Bütün pembe tabloları bir yana bırakın, bu ülkenin genç nüfusu tıpkı savaş gibi çok büyük bir tehditle karşı karşıya. Bu tehdidin adı işsizlik.
Taksiye binmişim, havaalanına gidiyorum, şoför gencecik biri, yüzü çok gergin ve araba adeta uçuyor. “Biraz daha yavaş sürer misiniz” diyorum, “vaktimiz var”.Tak, anında arabayı durduruyor: “Tamam, in gitmiyoruz!” Şaşkın şaşkın bakıyorum: “Ne oluyor, ne yapmaya çalışıyorsunuz?” “Benden bu kadar” diyor, “başının çaresine bak”.
Otobandayız, çaresizim; “peki” diyorum, “istediğin gibi git”. Yola koyuluyoruz, o birden ağlamaya başlıyor; “Kusura bakmayın” diyor, “ben böyle değildim, ama hayat beni böyle lüzumsuz biri yaptı.” Ve ardından arabayı normal hızına getirip hayat hikâyesini anlatmaya başlıyor.
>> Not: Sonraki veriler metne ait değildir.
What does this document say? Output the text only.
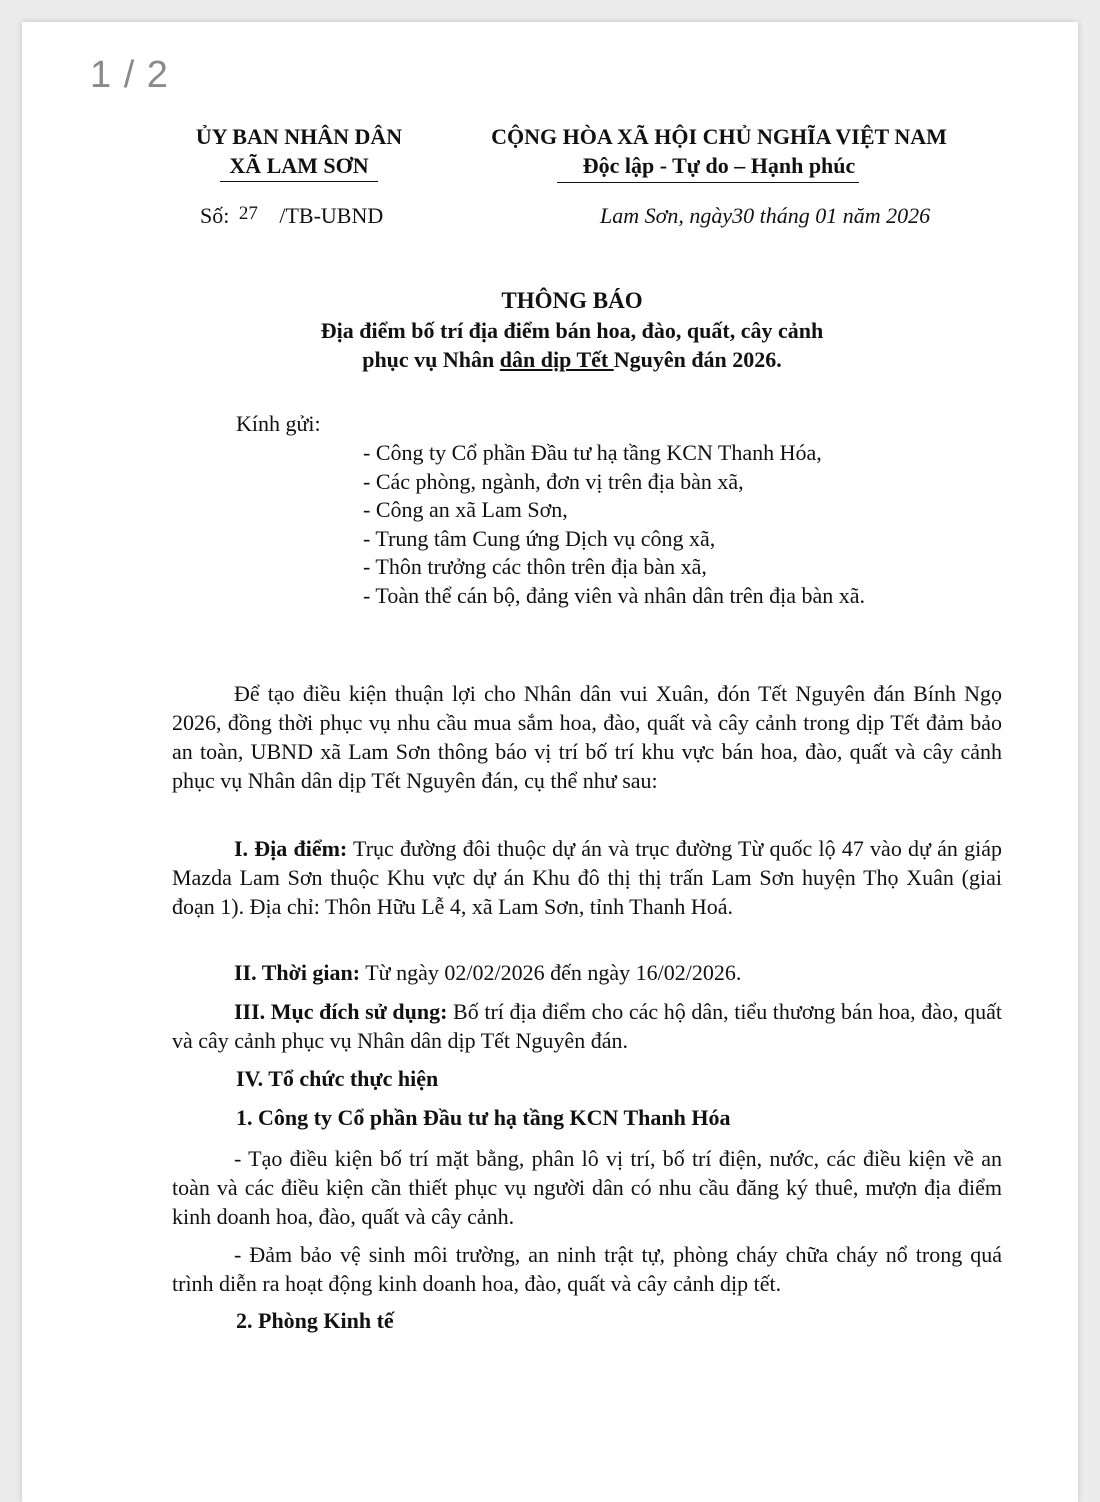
1 / 2
ỦY BAN NHÂN DÂN
XÃ LAM SƠN
CỘNG HÒA XÃ HỘI CHỦ NGHĨA VIỆT NAM
Độc lập - Tự do – Hạnh phúc
Số: 27 /TB-UBND	Lam Sơn, ngày30 tháng 01 năm 2026
THÔNG BÁO
Địa điểm bố trí địa điểm bán hoa, đào, quất, cây cảnh
phục vụ Nhân dân dịp Tết Nguyên đán 2026.
Kính gửi:
- Công ty Cổ phần Đầu tư hạ tầng KCN Thanh Hóa,
- Các phòng, ngành, đơn vị trên địa bàn xã,
- Công an xã Lam Sơn,
- Trung tâm Cung ứng Dịch vụ công xã,
- Thôn trưởng các thôn trên địa bàn xã,
- Toàn thể cán bộ, đảng viên và nhân dân trên địa bàn xã.
Để tạo điều kiện thuận lợi cho Nhân dân vui Xuân, đón Tết Nguyên đán Bính Ngọ 2026, đồng thời phục vụ nhu cầu mua sắm hoa, đào, quất và cây cảnh trong dịp Tết đảm bảo an toàn, UBND xã Lam Sơn thông báo vị trí bố trí khu vực bán hoa, đào, quất và cây cảnh phục vụ Nhân dân dịp Tết Nguyên đán, cụ thể như sau:
I. Địa điểm: Trục đường đôi thuộc dự án và trục đường Từ quốc lộ 47 vào dự án giáp Mazda Lam Sơn thuộc Khu vực dự án Khu đô thị thị trấn Lam Sơn huyện Thọ Xuân (giai đoạn 1). Địa chỉ: Thôn Hữu Lễ 4, xã Lam Sơn, tỉnh Thanh Hoá.
II. Thời gian: Từ ngày 02/02/2026 đến ngày 16/02/2026.
III. Mục đích sử dụng: Bố trí địa điểm cho các hộ dân, tiểu thương bán hoa, đào, quất và cây cảnh phục vụ Nhân dân dịp Tết Nguyên đán.
IV. Tổ chức thực hiện
1. Công ty Cổ phần Đầu tư hạ tầng KCN Thanh Hóa
- Tạo điều kiện bố trí mặt bằng, phân lô vị trí, bố trí điện, nước, các điều kiện về an toàn và các điều kiện cần thiết phục vụ người dân có nhu cầu đăng ký thuê, mượn địa điểm kinh doanh hoa, đào, quất và cây cảnh.
- Đảm bảo vệ sinh môi trường, an ninh trật tự, phòng cháy chữa cháy nổ trong quá trình diễn ra hoạt động kinh doanh hoa, đào, quất và cây cảnh dịp tết.
2. Phòng Kinh tế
Aslında o kimya mühendisiymiş. Üç yıl önce çalıştığı fabrika Romanya’ya taşınmış, o gidememiş, çünkü ailesi kötü durumdaymış. Anne babasına birilerinin göz kulak olması gerekiyormuş. Bu olayla birlikte onun da hayatı bitmiş. O günden bugüne çalmadık kapı bırakmamış. Onun iş bulabilmesi için annesinin gitmediği yatır kalmamış, ama nafile. Sonunda altı ay evvel, bu işe başlamış, biraz daha para kazanmak için hem gece, hem gündüz çalışıyormuş.
http://www.cumhuriyet.com.tr/koseyazisi/91643/issizlik_Delirtir_.html
Taksi plakalarından girip bir yerlerden çıkalım mı?
“Kibarca söylenişiyle “liberal” düzende birileri “korumalı” biçimde zenginleşebilir ya da zenginleştirilebilir mi?
Üstelik bir taraftan taksi şoförünün emeğini sömürüp diğer taraftan sokaktaki vatandaşın cebinden fazladan çıkacak paralarla…
“Gidişat”a bakarak söylemek gerekirse “vaziyet aynen onu gösteriyor”
Olur, olur…
“Bu düzen kimilerine, “göstere göstere” yürü ya kulum diyor maalesef...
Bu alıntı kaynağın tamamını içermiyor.